System-1.x: Learning to Balance Fast and Slow Planning with LLMs
The paper entitled "System-1.x: Learning to Balance Fast and Slow Planning with LLMs" introduces a hybrid planning framework that leverages the strengths of both rapid heuristic-based decision-making and meticulous, step-by-step planning processes. This work situates itself within the broader discourse on the limitations and potentials of LLMs in long-horizon planning tasks, offering a sophisticated method that balances speed and accuracy based on problem complexity.
Overview
Traditional LLM planning can be categorized into two distinct modes: System-1 and System-2. System-1 approaches produce plans quickly by heuristics or learned models but often lack robustness and accuracy, especially for complex tasks. Conversely, System-2 approaches incorporate thorough search mechanisms, resulting in higher accuracy but at the expense of computational resources.

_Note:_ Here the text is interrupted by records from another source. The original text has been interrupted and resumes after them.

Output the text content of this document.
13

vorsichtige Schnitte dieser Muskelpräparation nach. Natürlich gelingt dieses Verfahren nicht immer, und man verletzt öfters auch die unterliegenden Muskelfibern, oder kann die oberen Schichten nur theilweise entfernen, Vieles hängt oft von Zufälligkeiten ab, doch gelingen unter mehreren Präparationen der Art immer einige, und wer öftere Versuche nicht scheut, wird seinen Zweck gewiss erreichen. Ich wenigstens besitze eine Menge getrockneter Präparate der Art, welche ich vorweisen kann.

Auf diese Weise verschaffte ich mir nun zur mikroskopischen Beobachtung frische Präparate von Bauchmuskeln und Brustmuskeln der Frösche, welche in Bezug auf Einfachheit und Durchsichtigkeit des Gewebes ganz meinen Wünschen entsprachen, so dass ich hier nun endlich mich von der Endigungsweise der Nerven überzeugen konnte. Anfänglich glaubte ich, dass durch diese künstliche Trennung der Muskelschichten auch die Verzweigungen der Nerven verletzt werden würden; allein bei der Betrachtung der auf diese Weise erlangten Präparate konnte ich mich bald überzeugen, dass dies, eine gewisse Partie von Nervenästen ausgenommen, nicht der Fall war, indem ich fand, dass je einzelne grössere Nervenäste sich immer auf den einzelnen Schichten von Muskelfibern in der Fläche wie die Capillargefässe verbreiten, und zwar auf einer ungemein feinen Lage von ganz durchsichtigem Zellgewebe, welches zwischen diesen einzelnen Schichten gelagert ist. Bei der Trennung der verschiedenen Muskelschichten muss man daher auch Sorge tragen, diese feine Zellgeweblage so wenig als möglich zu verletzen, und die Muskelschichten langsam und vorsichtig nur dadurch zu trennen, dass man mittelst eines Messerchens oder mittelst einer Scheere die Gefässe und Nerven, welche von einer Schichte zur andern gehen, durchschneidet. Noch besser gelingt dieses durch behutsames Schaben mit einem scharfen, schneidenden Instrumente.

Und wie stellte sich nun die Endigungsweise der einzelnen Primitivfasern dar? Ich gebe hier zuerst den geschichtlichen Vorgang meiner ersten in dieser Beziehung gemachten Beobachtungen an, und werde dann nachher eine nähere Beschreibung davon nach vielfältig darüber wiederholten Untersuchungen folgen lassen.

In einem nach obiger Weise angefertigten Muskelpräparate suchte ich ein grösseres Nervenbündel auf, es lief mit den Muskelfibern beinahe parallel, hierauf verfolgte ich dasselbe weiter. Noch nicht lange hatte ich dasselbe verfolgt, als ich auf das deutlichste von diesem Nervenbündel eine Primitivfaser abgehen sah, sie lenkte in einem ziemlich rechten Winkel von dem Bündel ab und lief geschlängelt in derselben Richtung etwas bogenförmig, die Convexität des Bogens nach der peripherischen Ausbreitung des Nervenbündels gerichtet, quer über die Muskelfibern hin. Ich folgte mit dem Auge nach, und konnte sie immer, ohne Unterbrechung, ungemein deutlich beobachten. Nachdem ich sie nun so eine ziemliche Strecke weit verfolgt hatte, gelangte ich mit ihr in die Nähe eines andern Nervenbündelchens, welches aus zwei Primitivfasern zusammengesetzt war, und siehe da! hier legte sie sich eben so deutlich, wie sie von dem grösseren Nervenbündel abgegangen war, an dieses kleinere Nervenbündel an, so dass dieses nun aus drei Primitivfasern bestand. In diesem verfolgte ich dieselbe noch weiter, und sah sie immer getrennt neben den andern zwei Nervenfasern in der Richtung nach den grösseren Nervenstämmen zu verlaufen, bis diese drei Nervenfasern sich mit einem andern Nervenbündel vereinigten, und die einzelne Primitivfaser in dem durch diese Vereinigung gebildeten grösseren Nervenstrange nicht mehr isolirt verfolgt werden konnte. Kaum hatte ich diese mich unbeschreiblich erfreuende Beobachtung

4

The System-1.x Planner, proposed in this paper, strikes a balance between these two paradigms. It consists of three primary components:
- Controller: Decomposes a planning problem into sub-goals and classifies them as either "easy" or "hard."
- System-1 Planner: Addresses the easier sub-goals using fast, heuristic-based planning.
- System-2 Planner: Deals with harder sub-goals through more deliberate, search-based methods.
Methodology
The innovative aspect of System-1.x lies in its controllability, governed by a user-defined hybridization factor x. This factor determines the proportion of fast versus thorough planning used, allowing the controller to dynamically allocate resources based on the perceived difficulty of sub-goals.
Training
To facilitate the training of System-1.x, search traces from various classical planning problems are employed:
- System-1 Data: Simple plans produced heuristically.
- System-2 Data: Search trajectories generated by algorithms such as A∗.
- Controller Data: Derived by decomposing plans into sub-goals using a sliding window technique and classifying them according to their difficulty, defined by a heuristic function.
Evaluation
The paper evaluates System-1.x through experiments on two diverse planning tasks:
- Maze Navigation: Involves navigating a 5x5 maze with obstacles.
- Blocksworld: Requires reconfiguring blocks on a table to a predefined goal state.
Key Results and Analysis
Performance and Efficiency
System-1.x demonstrates superior performance across a range of budgets compared to pure System-1 and System-2 approaches. For instance, in the Maze Navigation task:
- System-1.x achieves an accuracy of 70.4% at approximately 13.6 states explored, surpassing the System-1 and System-2 planners, which obtain 48.7% and 37.2% at comparable states explored.
In the Blocksworld task, which tests out-of-distribution generalization to longer plan lengths:
- System-1.x maintains a higher accuracy at lower #States-Explored, showing significant improvements over System-2, especially when sub-goals simplify the planning process.
Controllability
A notable feature of System-1.x is its controllability, both at training and inference times:
- By adjusting the hybridization factor x, users can fine-tune the balance between speed and accuracy.
- During inference, the controller can be biased towards more System-2 planning if higher accuracy is required, effectively transforming the System-1.x Planner towards a full System-2 Planner without retraining.
Neuro-Symbolic Integration
The potential for combining neural and symbolic methods is also explored:
- Neuro-symbolic System-1.x, which uses A∗ as the System-2 component, outperforms pure symbolic planners like A∗ at matched #States-Explored. For example, at 11.6 states, System-1.x achieves 70.5% accuracy compared to A∗'s 31.0%.
Implications and Future Directions
The implications of this research are significant:
- Practically: System-1.x offers a robust, flexible planning approach suitable for diverse and complex tasks where resource constraints vary.
- Theoretically: It underscores the potential for hybrid models that leverage the best of heuristic-based and search-based planning, aligning with concepts from dual-process theories in cognitive science.
Future developments could explore:
- Scalability: Extending System-1.x to handle larger-scale and more dynamic planning environments.
- Adaptation to Uncertainty: Enhancing the controller to better manage partially observable and non-deterministic environments.
- Further Integration: Seamlessly blending neural and symbolic methods to enhance the adaptability and generality of the planner.
In summary, the System-1.x Planner marks a significant advancement in the application of LLMs to planning tasks, providing a compelling blend of efficiency and accuracy through its hybrid, controllable approach. This sets a promising precedent for the development of more sophisticated, adaptive planning systems in the future.